Bill volvió a sacudir la cabeza y le comentó la mentira que le había contado a Mel cuando éste le contrató.
—Con todo lo que ha pasado, lo más seguro es que me echen.
—Tal vez no —era la primera frase de ánimo que le dirigía el abogado. Se llamaba Ed Fried y Harry le juró que era muy bueno—. Puede que el productor se compadezca de usted. Es una experiencia muy dura. ¿Quién cree que puede haberlo hecho?
Bill reflexionó por un instante y después se encogió de hombros.
—No lo sé. Probablemente su enlace. Alguien debió de seguirla hasta la casa... Quizás un rufián —comentó apenado Bill.
—¿También se dedicaba a eso? —preguntó Ed.
—Sí... Por lo menos, una vez —era horrible tener que poner la propia vida al desnudo de aquella manera—. ¿Me puede sacar usted bajo fianza?
—No, porque lo han arrestado como sospechoso —contestó el abogado—. Ni siquiera han fijado el precio de la fianza. Y, si le acusan de asesinato en primer grado, no habrá fianza que valga.

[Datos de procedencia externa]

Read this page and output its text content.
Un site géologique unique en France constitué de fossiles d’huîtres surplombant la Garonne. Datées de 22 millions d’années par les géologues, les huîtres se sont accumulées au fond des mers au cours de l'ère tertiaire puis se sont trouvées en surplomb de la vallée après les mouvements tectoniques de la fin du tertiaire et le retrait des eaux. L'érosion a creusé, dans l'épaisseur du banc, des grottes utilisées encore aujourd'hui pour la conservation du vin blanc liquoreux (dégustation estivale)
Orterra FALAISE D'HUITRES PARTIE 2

El letrado esperaba que, por lo menos, la acusación fuera más leve. En tal caso, lo podría sacar.
—Pues qué bien —dijo Bill con expresión ceñuda, y visiblemente nervioso.
Cuando leyó los periódicos de la noche se hundió en una profunda depresión. La noticia no aparecía en los titulares, pero sí en primera plana: «Actor acusado de asesinar a su mujer». Se citaban sus nombres completos, se mencionaban los anteriores delitos de los que Sandy había sido acusada, su drogadicción y su expulsión de la serie en la que trabajaba; y se añadía que Bill participaba en aquellos instantes en el rodaje de la nueva serie de Mel Wechsler y llevaba camino de convertirse en el nuevo ídolo de las telespectadoras cuando la serie se pusiera en antena el año siguiente.
—No lo veo muy fácil —dijo Bill para sus adentros mientras se tendía en el apestoso catre y cerraba los ojos.
Aquella noche no volvieron a interrogarle. Permaneció tendido, pensando en Sandy —que tenía un orificio de bala en el corazón y tres en la cabeza— y en la vida que ambos habían compartido antaño, y que se había desvanecido ahora como un sueño lejano.